Setting off on a sultry summer afternoon, the initial climb up Sourmilk Gill couldn’t have been more different to when I’d last passed this way about 15 years earlier. Back then, in the depths of winter, the rocks beside the treeshrouded gill had been coated in ice, turning an easy scramble into something requiring considerably more care. In summer, the only problem was the salty sweat stinging my eyes.
As the gradient eased and the path entered the hanging valley of Gillercomb, I spotted my guideposts – there was no mistaking the Hanging Stone, a boulder poised precariously on the lip of the crag; and, resting close to the base of the rock face, the Fallen Stone.
The latter was surrounded by a jumble of rocks, some undoubtedly its offspring, born both of its fall from above and of its weathering over the intervening years. I picked my way over to it and then higher still, onto a briefly vertiginous trail edging between the crag and the bowl of debris below. A clamber up steep ground, almost entirely on grass – but partly on my knees – led me on to Base Brown’s north-east ridge, just above the Hanging Stone.

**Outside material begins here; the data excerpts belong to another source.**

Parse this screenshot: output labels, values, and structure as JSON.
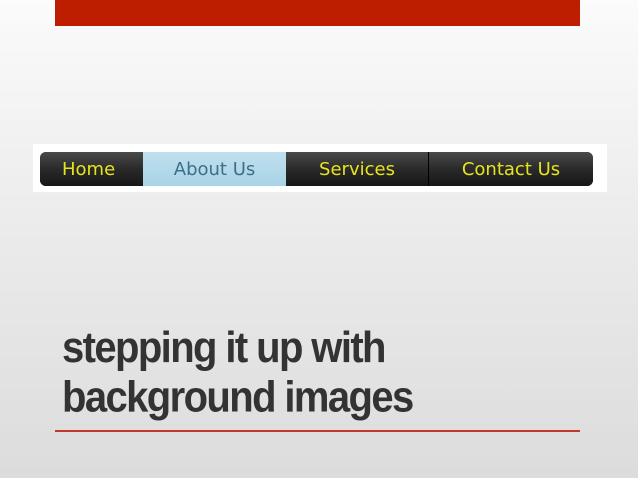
{
  "slide": {
    "nav": {
      "items": [
        {
          "label": "Home",
          "active": false
        },
        {
          "label": "About Us",
          "active": true
        },
        {
          "label": "Services",
          "active": false
        },
        {
          "label": "Contact Us",
          "active": false
        }
      ]
    },
    "title": {
      "line1": "stepping it up with",
      "line2": "background images"
    }
  },
  "colors": {
    "accent_red": "#bd1e00",
    "nav_text": "#e8e41c",
    "nav_active_bg": "#a9d3e6",
    "nav_active_text": "#3d6f88",
    "title_text": "#333333"
  }
}
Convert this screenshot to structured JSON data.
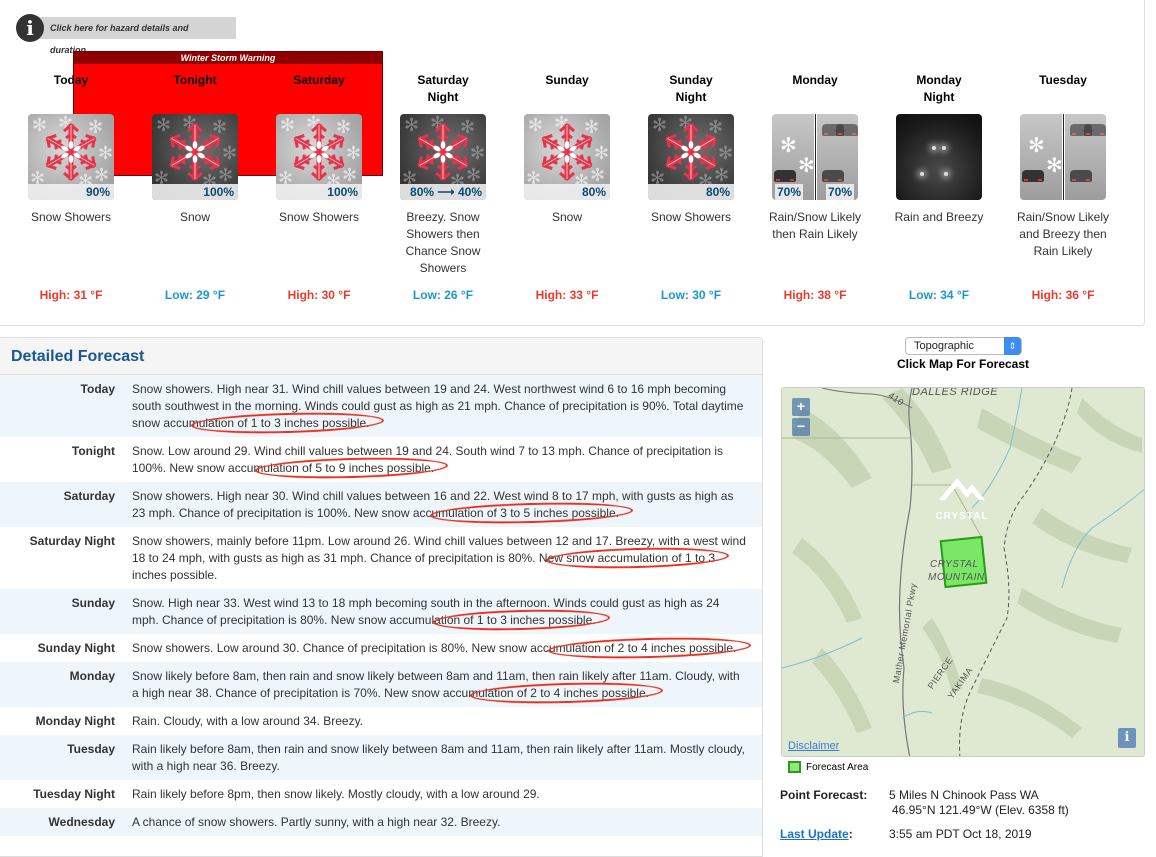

From here, it was easy going all the way to the summit; I’d bypassed Alan and Brian’s horrors.
I dawdled on the rest of the walk, drinking in the evening light, stopping every few minutes to take pictures of the Scafell range from yet another angle. Great End, in particular, seemed to be posing for the camera, flexing its bulging muscles and looking down on the solitary walker. Gable Crag, seen across the luscious green of Gillercomb Head: such majesty! Then the hazy Galloway ridges across the silvery Solway, looking almost like a mythical, faraway land, but full of real hill-walking promise. ‘Joyful’ always seems a rather simplistic, almost childish adjective to use, and yet it’s the word that best describes how I felt. And, in a world full of complexities and confusion and contradictions, I welcomed that innocent emotion with open arms.